Sul fronte politico, i partiti di opposizione preparano una mozione di sfiducia nei confronti dell'assessore alla Mobilita' del Comune di Napoli Anna Donati: "La voteremo appena sara' calendarizzata in Consiglio comunale", dichiarano Gianni Lettieri, il capogruppo Pdl Marco Mansueto, il capogruppo di Fratelli d'Italia Vincenzo Moretto e il capogruppo di Liberi per il Sud Domenico Palmieri.
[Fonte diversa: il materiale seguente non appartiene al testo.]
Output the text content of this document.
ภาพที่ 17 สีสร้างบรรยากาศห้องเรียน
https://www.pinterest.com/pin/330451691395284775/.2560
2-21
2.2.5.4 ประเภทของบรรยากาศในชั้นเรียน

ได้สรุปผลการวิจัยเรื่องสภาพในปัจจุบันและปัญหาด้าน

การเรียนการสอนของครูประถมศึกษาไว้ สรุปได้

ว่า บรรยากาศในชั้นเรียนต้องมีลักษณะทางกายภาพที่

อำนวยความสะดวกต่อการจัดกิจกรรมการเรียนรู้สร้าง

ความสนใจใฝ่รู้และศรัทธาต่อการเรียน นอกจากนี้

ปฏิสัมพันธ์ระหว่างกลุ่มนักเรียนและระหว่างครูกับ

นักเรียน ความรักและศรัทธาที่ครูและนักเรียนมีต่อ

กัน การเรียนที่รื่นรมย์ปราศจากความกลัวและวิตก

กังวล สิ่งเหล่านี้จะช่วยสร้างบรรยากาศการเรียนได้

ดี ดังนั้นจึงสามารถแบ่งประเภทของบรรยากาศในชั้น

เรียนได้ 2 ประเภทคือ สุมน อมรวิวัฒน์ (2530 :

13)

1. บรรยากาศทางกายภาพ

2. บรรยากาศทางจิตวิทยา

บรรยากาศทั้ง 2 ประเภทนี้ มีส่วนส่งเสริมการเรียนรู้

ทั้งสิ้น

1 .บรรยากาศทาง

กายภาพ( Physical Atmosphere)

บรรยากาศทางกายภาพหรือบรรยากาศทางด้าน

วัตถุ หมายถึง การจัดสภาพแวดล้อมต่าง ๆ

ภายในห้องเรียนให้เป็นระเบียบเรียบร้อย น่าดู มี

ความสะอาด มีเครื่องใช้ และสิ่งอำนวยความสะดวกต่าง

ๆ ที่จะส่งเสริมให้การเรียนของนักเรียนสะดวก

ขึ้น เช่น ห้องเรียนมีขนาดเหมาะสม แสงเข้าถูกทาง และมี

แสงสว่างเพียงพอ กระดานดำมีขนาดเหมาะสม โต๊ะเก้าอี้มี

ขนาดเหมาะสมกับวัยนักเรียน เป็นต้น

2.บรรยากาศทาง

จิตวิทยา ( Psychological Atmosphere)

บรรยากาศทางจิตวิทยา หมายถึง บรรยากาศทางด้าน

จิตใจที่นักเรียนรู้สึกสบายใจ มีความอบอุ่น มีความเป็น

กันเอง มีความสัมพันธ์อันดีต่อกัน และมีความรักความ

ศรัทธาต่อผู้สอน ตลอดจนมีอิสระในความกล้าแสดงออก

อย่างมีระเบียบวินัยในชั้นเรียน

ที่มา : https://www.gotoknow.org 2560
Una presa di posizione compatta di tutto il centrodestra: "Abbiamo sempre contrastato questi provvedimenti in sede di commissione competente e in Aula - ricordano i consiglieri - quindi il nostro comportamento e' coerente, nell'ottica di ascoltare la cittadinanza isolata da un sindaco troppo impegnato nel perseguire la sua visibilita' personale". Le obiezioni non arrivano pero' solo dall'opposizione: Vincenzo Varriale e Salvatore Pace, consiglieri di Centro democratico, annunciano "un ordine del giorno per abolire definitivamente la ztl di via Caracciolo, tranne che nei weekend", lasciando invariata la zona pedonale di via Partenope, quella a ridosso dei Grandi alberghi e di Castel dell'Ovo. "Sbagliare e' umano, perseverare e' diabolico. Avere posizioni rigide su questioni delicate come queste, e soprattutto non ascoltando le istanze dei cittadini - dichiarano - non favorisce di certo l'apertura al dialogo che l'Amministrazione comunale sostiene di voler porre in essere".